For your purposes, the practical implication is that DPIA scope should be defined based on what the agent can do, not what it’s intended to do. Those are different things for systems with open-ended task handling. The “intended use” DPIA is the one that fails when the agent encounters out-of-scope data and acts on it.

What to do: Add a runtime monitoring clause to your DPIA review cadence. At minimum quarterly: have engineering produce a log of data categories actually accessed versus DPIA-declared scope. Any divergence is a finding that needs resolution before the next audit.

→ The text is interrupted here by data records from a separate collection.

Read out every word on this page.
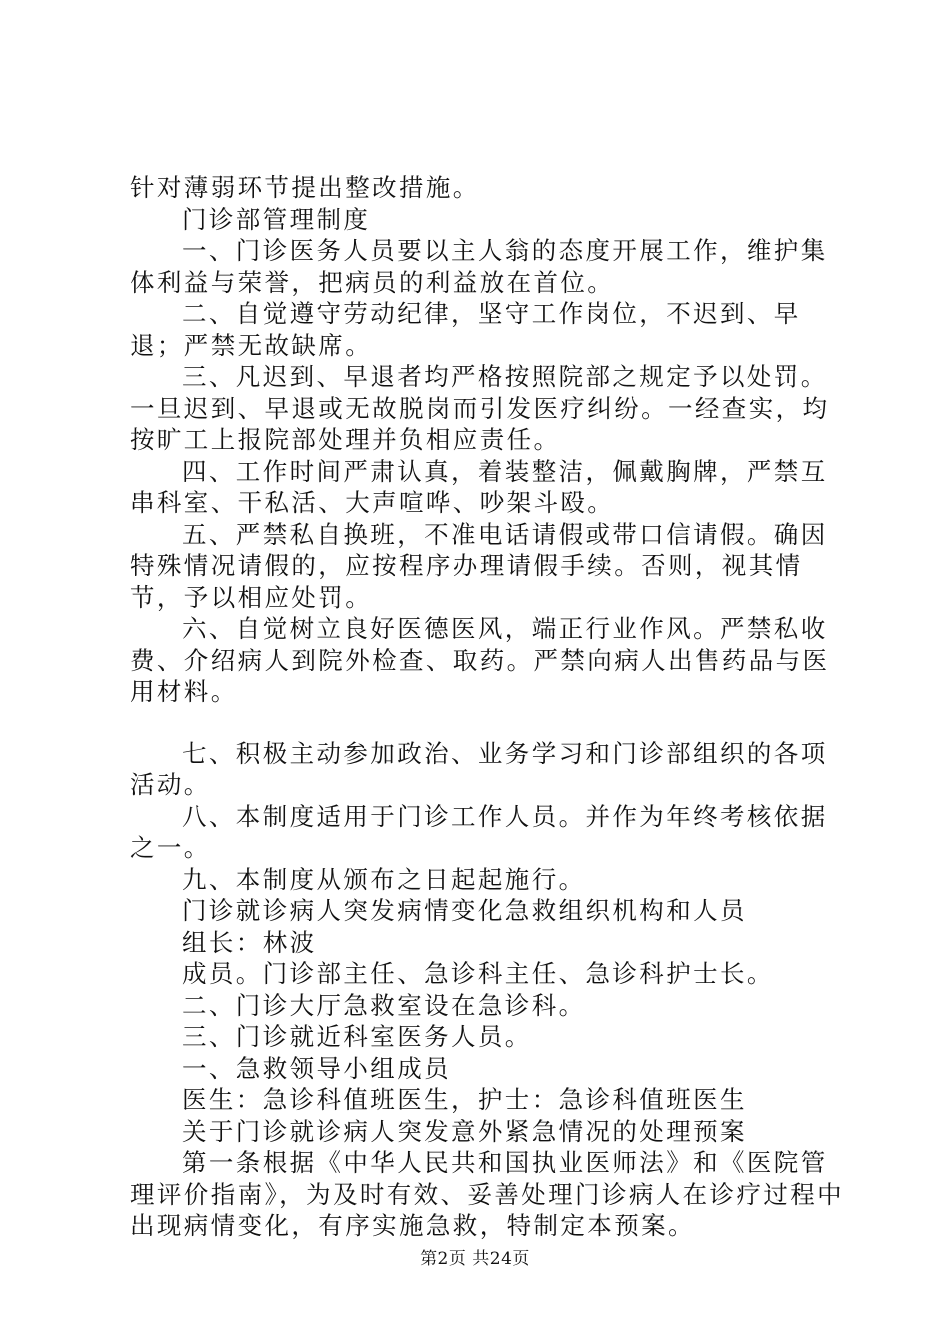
针对薄弱环节提出整改措施。

门诊部管理制度

一、门诊医务人员要以主人翁的态度开展工作，维护集体利益与荣誉，把病员的利益放在首位。

二、自觉遵守劳动纪律，坚守工作岗位，不迟到、早退；严禁无故缺席。

三、凡迟到、早退者均严格按照院部之规定予以处罚。一旦迟到、早退或无故脱岗而引发医疗纠纷。一经查实，均按旷工上报院部处理并负相应责任。

四、工作时间严肃认真，着装整洁，佩戴胸牌，严禁互串科室、干私活、大声喧哗、吵架斗殴。

五、严禁私自换班，不准电话请假或带口信请假。确因特殊情况请假的，应按程序办理请假手续。否则，视其情节，予以相应处罚。

六、自觉树立良好医德医风，端正行业作风。严禁私收费、介绍病人到院外检查、取药。严禁向病人出售药品与医用材料。

七、积极主动参加政治、业务学习和门诊部组织的各项活动。

八、本制度适用于门诊工作人员。并作为年终考核依据之一。

九、本制度从颁布之日起起施行。

门诊就诊病人突发病情变化急救组织机构和人员

组长：林波

成员。门诊部主任、急诊科主任、急诊科护士长。

二、门诊大厅急救室设在急诊科。

三、门诊就近科室医务人员。

一、急救领导小组成员

医生：急诊科值班医生，护士：急诊科值班医生

关于门诊就诊病人突发意外紧急情况的处理预案

第一条根据《中华人民共和国执业医师法》和《医院管理评价指南》，为及时有效、妥善处理门诊病人在诊疗过程中出现病情变化，有序实施急救，特制定本预案。

第2页 共24页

Access barrier: This requires engineering to build the logging infrastructure (Fix 4) before you can do the monitoring. If Fix 4 isn’t in place, you’re doing documentation-based DPIA reviews against a system that doesn’t produce the data you’d need to verify compliance. That’s the documentation-reality gap, operationally.

Stop doing this: Stop treating the AI Act delay as a compliance holiday. GDPR is fully applicable to AI systems now. The Garante enforcement pattern — same three violations, same regulator, eight months apart — suggests they’ve found a playbook and they’re running it. The question isn’t whether enforcement reaches your sector. It’s when.


Sources:
Garante — Replika AI decision (April 2025) · Garante — OpenAI decision (December 2025) · DLA Piper GDPR Fines Survey (January 2026) · Irish DPC — LinkedIn (October 2024) · Dutch DPA — Uber (August 2024) · EDPB Opinion 28/2024 (December 2024) · EDPB/EDPS Joint Opinion 1/2026 (January 2026) · Digital Omnibus Proposal (November 2025) · GDPR Articles 5, 9, 15, 17, 24, 28, 35, 44 · Pinecone Deletion Docs · CNIL Processor Guidelines · GDPR Enforcement Tracker

Engineering analysis, not legal advice. Verify with qualified counsel for your jurisdiction and system classification.